Door and window maker will add 50 jobs

The former Cardone Industries plant at 327 E. Chew Ave. in Philadelphia's Olney section has been acquired by Northeast Building Products, Alan Levin's vinyl-window and fiberglas-and-steel entry-door maker, for $1.75 million, and will be turned into a manufacturing plant, Levin told me.

Levin said New Jersey officials had offered to subsidize a new plant if he would move production out of the city. "Pennsauken made a nice run at us. But we decided to stay in Philly," Levin told me "I'm born and raised here, I went to Northeast High School." He's staying, even though Philadelphia and Pennsylvania didn't try to match Jersey's offer? "We try to be as independent as we can be," Levin said. The company, whose past clients include federal agencies as well as commercial builders, currently employs 330 in the city.

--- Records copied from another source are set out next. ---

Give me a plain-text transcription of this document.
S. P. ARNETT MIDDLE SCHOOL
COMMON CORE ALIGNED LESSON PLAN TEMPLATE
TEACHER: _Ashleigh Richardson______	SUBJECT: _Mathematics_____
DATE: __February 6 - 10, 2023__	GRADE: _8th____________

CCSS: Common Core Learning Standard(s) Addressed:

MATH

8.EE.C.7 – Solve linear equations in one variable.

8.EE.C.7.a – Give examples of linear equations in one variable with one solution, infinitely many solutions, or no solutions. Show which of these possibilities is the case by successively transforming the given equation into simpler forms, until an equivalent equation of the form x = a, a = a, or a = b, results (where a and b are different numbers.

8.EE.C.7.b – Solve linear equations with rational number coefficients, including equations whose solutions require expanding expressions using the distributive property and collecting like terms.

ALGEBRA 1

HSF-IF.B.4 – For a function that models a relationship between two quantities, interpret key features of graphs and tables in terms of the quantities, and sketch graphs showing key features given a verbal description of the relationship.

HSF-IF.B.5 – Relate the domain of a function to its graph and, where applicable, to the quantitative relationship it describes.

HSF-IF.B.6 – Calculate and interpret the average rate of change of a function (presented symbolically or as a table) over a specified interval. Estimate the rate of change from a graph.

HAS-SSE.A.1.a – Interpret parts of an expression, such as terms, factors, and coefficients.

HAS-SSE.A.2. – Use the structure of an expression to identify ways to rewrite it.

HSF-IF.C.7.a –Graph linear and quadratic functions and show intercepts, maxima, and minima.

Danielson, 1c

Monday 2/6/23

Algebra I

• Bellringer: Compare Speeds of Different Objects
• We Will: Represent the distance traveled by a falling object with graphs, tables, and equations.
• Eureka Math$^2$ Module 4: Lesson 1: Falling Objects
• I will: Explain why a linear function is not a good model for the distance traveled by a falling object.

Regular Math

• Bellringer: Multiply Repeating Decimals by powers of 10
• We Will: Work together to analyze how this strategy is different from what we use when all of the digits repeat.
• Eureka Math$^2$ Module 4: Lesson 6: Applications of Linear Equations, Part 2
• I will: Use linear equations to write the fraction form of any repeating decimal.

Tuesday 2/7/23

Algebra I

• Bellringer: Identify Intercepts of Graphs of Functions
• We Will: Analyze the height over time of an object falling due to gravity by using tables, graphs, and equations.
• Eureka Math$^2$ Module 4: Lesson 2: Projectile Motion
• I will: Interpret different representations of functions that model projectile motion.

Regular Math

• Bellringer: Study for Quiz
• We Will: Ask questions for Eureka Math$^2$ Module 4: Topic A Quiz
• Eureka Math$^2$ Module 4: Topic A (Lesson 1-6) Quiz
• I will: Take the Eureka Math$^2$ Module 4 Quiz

Northeast plans "to hire approximately 50 new employees over three years" at the 170,000 sq. ft, 8-acre site, said Richard Gorodesky, senior vice president at Colliers International, which brokered the sale. The move is a net expansion for Northeast: the company plans to keep its other Philadelphia plants open, except a 19,000 sq ft building at 4926 Benner St. (corrected), which Colliers is offering for sale.

Levin's decision helps make the case that "manufacturing is not dead," in Philadelphia, added Gorodesky. He said Colliers has sold a total of four former Cardone plants, mostly to industrial users, in recent years, as the company shifted production to low-wage Texas and nearby Mexico.

Cardone, which refurbishes auto parts, employs around 2,300 in the city, said spokesman Pete Peterson. That's down from around 4,000 in the mid-2000s, though the company remains one of the city's largest remaining manufacturers.  Cardone has kept its headquarters, battery-making, research and other key operations in Philadelphia, Peterson told me.